Anticoagulation in rheumatic mitral stenosis with sinus rhythm based on left atrial enlargement or spontaneous echo contrast noted on transesophageal echocardiography is mentioned as controversial in the 2020 ACC/AHA Guideline. One study of 848 patients with rheumatic mitral stenosis in sinus rhythm showed left atrial thrombus on transesophageal echo in 56 (6.6%) [3]. On univariate analysis, there was a trend toward thrombus formation in the study in those above 44 years, and in those with inferoposterior left atrial diameter more than 6.9 cm, mean mitral gradient more than 18 mm Hg and dense spontaneous echo contrast. But none of these factors predicted clot formation on multivariate analysis.
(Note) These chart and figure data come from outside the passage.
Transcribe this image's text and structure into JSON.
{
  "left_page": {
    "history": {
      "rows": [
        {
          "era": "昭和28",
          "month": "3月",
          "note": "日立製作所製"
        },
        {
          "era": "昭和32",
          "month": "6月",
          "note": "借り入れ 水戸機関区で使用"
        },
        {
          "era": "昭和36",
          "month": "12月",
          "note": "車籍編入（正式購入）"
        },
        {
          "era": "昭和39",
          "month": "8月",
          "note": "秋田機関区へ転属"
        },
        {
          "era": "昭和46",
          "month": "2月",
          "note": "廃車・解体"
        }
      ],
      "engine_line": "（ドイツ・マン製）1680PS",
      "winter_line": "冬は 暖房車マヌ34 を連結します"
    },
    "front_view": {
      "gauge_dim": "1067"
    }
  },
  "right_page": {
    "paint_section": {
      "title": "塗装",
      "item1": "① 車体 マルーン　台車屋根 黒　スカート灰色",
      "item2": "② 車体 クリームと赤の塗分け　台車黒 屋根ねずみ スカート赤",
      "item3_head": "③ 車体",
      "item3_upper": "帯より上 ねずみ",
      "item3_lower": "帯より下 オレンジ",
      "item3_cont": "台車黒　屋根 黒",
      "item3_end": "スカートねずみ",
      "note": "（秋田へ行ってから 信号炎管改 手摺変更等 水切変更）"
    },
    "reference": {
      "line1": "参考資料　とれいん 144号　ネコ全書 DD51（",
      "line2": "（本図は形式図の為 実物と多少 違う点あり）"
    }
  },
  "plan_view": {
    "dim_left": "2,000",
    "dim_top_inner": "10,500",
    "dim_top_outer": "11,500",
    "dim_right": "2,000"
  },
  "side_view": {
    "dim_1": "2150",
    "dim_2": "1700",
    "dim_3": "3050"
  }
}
Those with very large left atria in rheumatic mitral stenosis with sinus rhythm have more spontaneous echo contrast and lower left atrial appendage velocities, which have been associated with higher rate of embolic events. Body size indexed left atrial volume of more than 60 ml per square meter has good sensitivity, but low specificity for high thromboembolic risk [4].
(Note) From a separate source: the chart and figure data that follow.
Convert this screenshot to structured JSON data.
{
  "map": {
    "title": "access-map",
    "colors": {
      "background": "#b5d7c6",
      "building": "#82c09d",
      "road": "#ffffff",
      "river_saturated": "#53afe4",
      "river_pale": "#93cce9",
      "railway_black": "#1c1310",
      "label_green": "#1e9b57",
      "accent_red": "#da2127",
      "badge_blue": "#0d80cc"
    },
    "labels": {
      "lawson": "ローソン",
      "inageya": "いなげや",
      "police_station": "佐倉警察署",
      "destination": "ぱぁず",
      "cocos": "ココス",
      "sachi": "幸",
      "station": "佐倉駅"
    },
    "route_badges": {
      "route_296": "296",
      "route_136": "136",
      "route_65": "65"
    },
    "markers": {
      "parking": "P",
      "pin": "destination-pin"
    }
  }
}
Non-vitamin K oral anticoagulation has not been studied in randomized controlled trials in patients with rheumatic mitral stenosis. These patients were excluded from the randomized atrial fibrillation trials. There is much higher risk of embolization with rheumatic valvular heart disease compared to those of other etiologies. It is thought that rheumatic process also affects the atrial muscle, increasing the risk of blood flow stasis and thrombosis in left atrial appendage and body [2].
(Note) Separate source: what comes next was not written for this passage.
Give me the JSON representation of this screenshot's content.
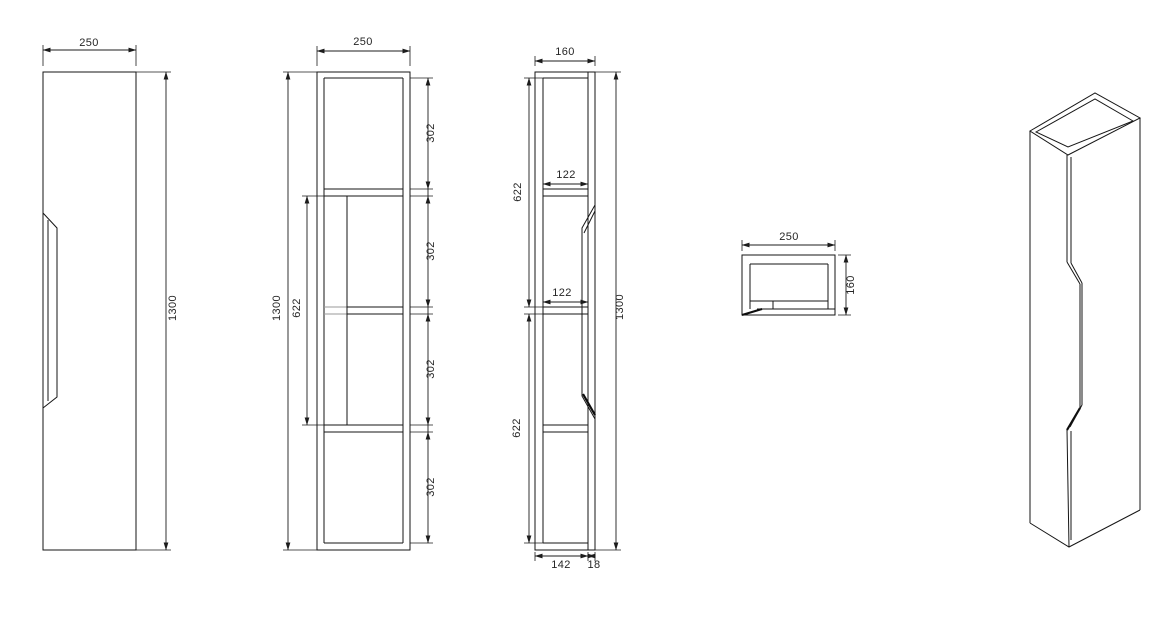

A retrospective analysis using observational insurance database has reported benefit with off-label use of direct oral anticoagulants (DOACs) in rheumatic mitral stenosis with atrial fibrillation [5]. They mentioned that their data is hypothesis generating and needs to be replicated in a randomized trial. But an accompanying editorial cautions us about the difference between such retrospective data and rigorous randomized controlled trials (RCT). Details like severity and etiology of the disease are often not available in such databases. Reporting of clinical outcomes relying on diagnosis codes submitted by a large variety of health care providers will have greater variability than the blinded endpoint adjudication by a panel of independent experts in an RCT [6].

References

1. Chesebro JH, Adams PC, Fuster V. Antithrombotic therapy in patients with valvular heart disease and prosthetic heart valves. J Am Coll Cardiol. 1986 Dec;8(6 Suppl B):41B-56B. doi: 10.1016/s0735-1097(86)80006-7. PMID: 3537070.
2. Otto CM, Nishimura RA, Bonow RO, Carabello BA, Erwin JP 3rd, Gentile F, Jneid H, Krieger EV, Mack M, McLeod C, O’Gara PT, Rigolin VH, Sundt TM 3rd, Thompson A, Toly C. 2020 ACC/AHA Guideline for the Management of Patients With Valvular Heart Disease: Executive Summary: A Report of the American College of Cardiology/American Heart Association Joint Committee on Clinical Practice Guidelines. Circulation. 2021 Feb 2;143(5):e35-e71. doi: 10.1161/CIR.0000000000000932. Epub 2020 Dec 17. Erratum in: Circulation. 2021 Feb 2;143(5):e228. Erratum in: Circulation. 2021 Mar 9;143(10):e784. PMID: 33332149.
3. Manjunath CN, Srinivasa KH, Panneerselvam A, Prabhavathi B, Ravindranath KS, Rangan K, Dhanalakshmi C. Incidence and predictors of left atrial thrombus in patients with rheumatic mitral stenosis and sinus rhythm: a transesophageal echocardiographic study. Echocardiography. 2011 Apr;28(4):457-60. doi: 10.1111/j.1540-8175.2010.01361.x. Epub 2011 Mar 23. PMID: 21426392.
4. Keenan NG, Cueff C, Cimadevilla C, Brochet E, Lepage L, Detaint D, Himbert D, Iung B, Vahanian A, Messika-Zeitoun D. Usefulness of left atrial volume versus diameter to assess thromboembolic risk in mitral stenosis. Am J Cardiol. 2010 Oct 15;106(8):1152-6. doi: 10.1016/j.amjcard.2010.06.024. PMID: 20920656.
5. Kim JY, Kim SH, Myong JP, Kim YR, Kim TS, Kim JH, Jang SW, Oh YS, Lee MY, Rho TH. Outcomes of Direct Oral Anticoagulants in Patients With Mitral Stenosis. J Am Coll Cardiol. 2019 Mar 19;73(10):1123-1131. doi: 10.1016/j.jacc.2018.12.047. PMID: 30871695.
6. Giugliano RP, O’Gara PT. DOACs in Patients With Mitral Stenosis and Atrial Fibrillation: Time for a Randomized Clinical Trial. J Am Coll Cardiol. 2019 Mar 19;73(10):1132-1134. doi: 10.1016/j.jacc.2018.12.048. PMID: 30871696.